The authors conducted 2 experiments with 9 participants each (Why not just 1 study with 18 participants?? Unless the “planned comparisons” were not actually identified beforehand) with each participant judging whether an action in 60 different dilemmas was appropriate or inappropriate. The moral dilemmas were judged by 2 coders on 3 criteria to identify which were personal ((1) could reasonably be expected to lead to serious bodily harm (2) to a particular person or a member or members of a particular group of people (3) where this harm is not the result of deflecting an existing threat onto a different party) and which were impersonal. They predicted that brain areas associated with emotion would be more active during judgments of moral-personal scenarios (such as the footbridge dilemma) relative to moral-impersonal scenarios (trolley dilemma). It is also predicted that the few individuals that would choose to push the stranger onto the tracks in the footbridge dilemma are hypothesized to take a longer time to respond as they must overcome their initial emotional response.
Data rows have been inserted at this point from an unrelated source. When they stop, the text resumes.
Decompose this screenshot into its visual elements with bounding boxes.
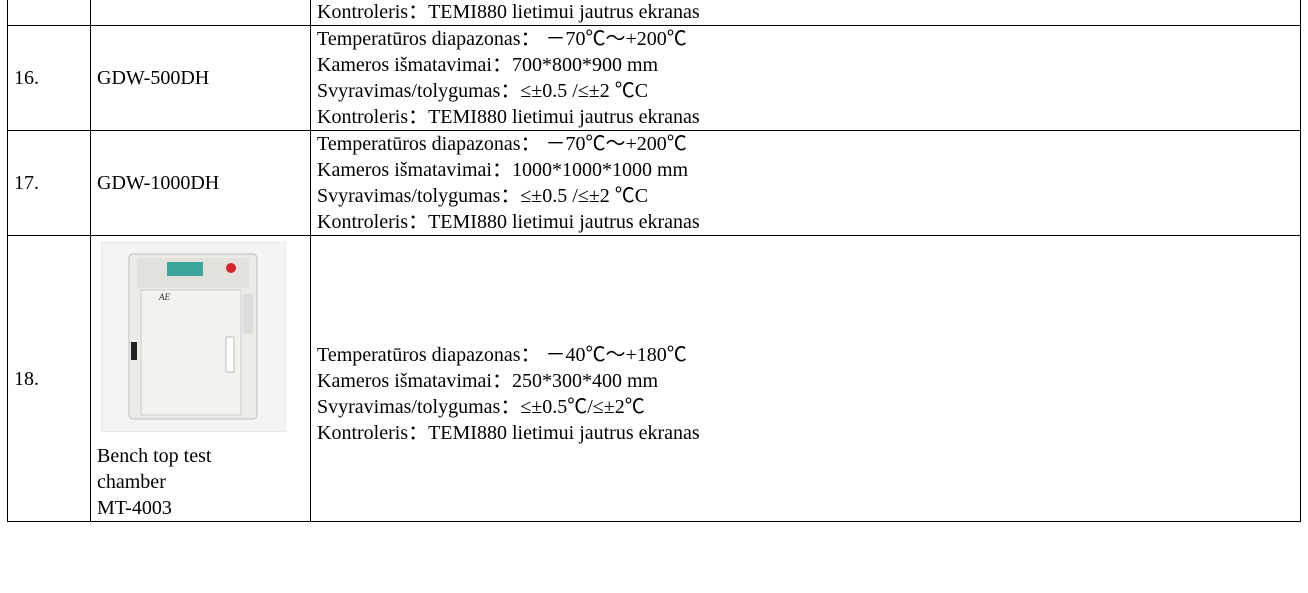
table-row: Kontroleris：TEMI880 lietimui jautrus ekr… — [8, 0, 1301, 26]
model-cell — [91, 0, 311, 26]
spec-table: Kontroleris：TEMI880 lietimui jautrus ekr… — [7, 0, 1301, 522]
row-number: 18. — [8, 236, 91, 522]
row-number: 17. — [8, 131, 91, 236]
svg-text:AE: AE — [158, 292, 170, 302]
caption-line: MT-4003 — [97, 495, 304, 521]
row-number: 16. — [8, 26, 91, 131]
detail-line: Kameros išmatavimai：700*800*900 mm — [317, 52, 1294, 78]
detail-line: Temperatūros diapazonas： －70℃～+200℃ — [317, 131, 1294, 157]
detail-line: Kontroleris：TEMI880 lietimui jautrus ekr… — [317, 209, 1294, 235]
row-number — [8, 0, 91, 26]
product-photo: AE — [101, 242, 286, 432]
caption-line: Bench top test — [97, 443, 304, 469]
detail-line: Kontroleris：TEMI880 lietimui jautrus ekr… — [317, 0, 1294, 25]
details-cell: Kontroleris：TEMI880 lietimui jautrus ekr… — [311, 0, 1301, 26]
model-cell: GDW-1000DH — [91, 131, 311, 236]
detail-line: Svyravimas/tolygumas：≤±0.5℃/≤±2℃ — [317, 394, 1294, 420]
detail-line: Svyravimas/tolygumas：≤±0.5 /≤±2 ℃C — [317, 183, 1294, 209]
detail-line: Kontroleris：TEMI880 lietimui jautrus ekr… — [317, 420, 1294, 446]
detail-line: Svyravimas/tolygumas：≤±0.5 /≤±2 ℃C — [317, 78, 1294, 104]
model-cell: GDW-500DH — [91, 26, 311, 131]
page: Kontroleris：TEMI880 lietimui jautrus ekr… — [0, 0, 1308, 593]
caption-line: chamber — [97, 469, 304, 495]
detail-line: Kameros išmatavimai：250*300*400 mm — [317, 368, 1294, 394]
detail-line: Kontroleris：TEMI880 lietimui jautrus ekr… — [317, 104, 1294, 130]
detail-line: Temperatūros diapazonas： －70℃～+200℃ — [317, 26, 1294, 52]
detail-line: Kameros išmatavimai：1000*1000*1000 mm — [317, 157, 1294, 183]
detail-line: Temperatūros diapazonas： －40℃～+180℃ — [317, 342, 1294, 368]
Experiment 1 Results: Planned comparisons revealed sig more activity in areas linked to emotion in medial frontal gyrus, posterior singulate gyrus and bilateral activation in angular gyrus in the moral-person than in moral-impersonal and non-moral. Also, areas associated with working memory are found to be less active during emotional processing and in accordance, there was significantly less activation during the moral-personal scenarios.
Experiment 2 Results: Replicated findings from experiment 1, except that no significant differences were found between the moral-impersonal and non-moral scenarios in the medial frontal gyrus and middle frontal gyrus. As predicted, response times were significantly slower when participants made the emotionally incongruent response “appropriate” to moral-personal dilemmas relative to responding “inappropriate”. No significant differences were found other two conditions.
Basically, this study found support that moral judgments may be affected by automatic emotional responses and that judgments on impersonal moral dilemmas may be more closely related to judgments non-moral dilemmas. I will leave you with the question they pose, “How will a better understanding of the mechanisms that give rise to our moral judgments alter our attitudes toward the moral judgments we make?”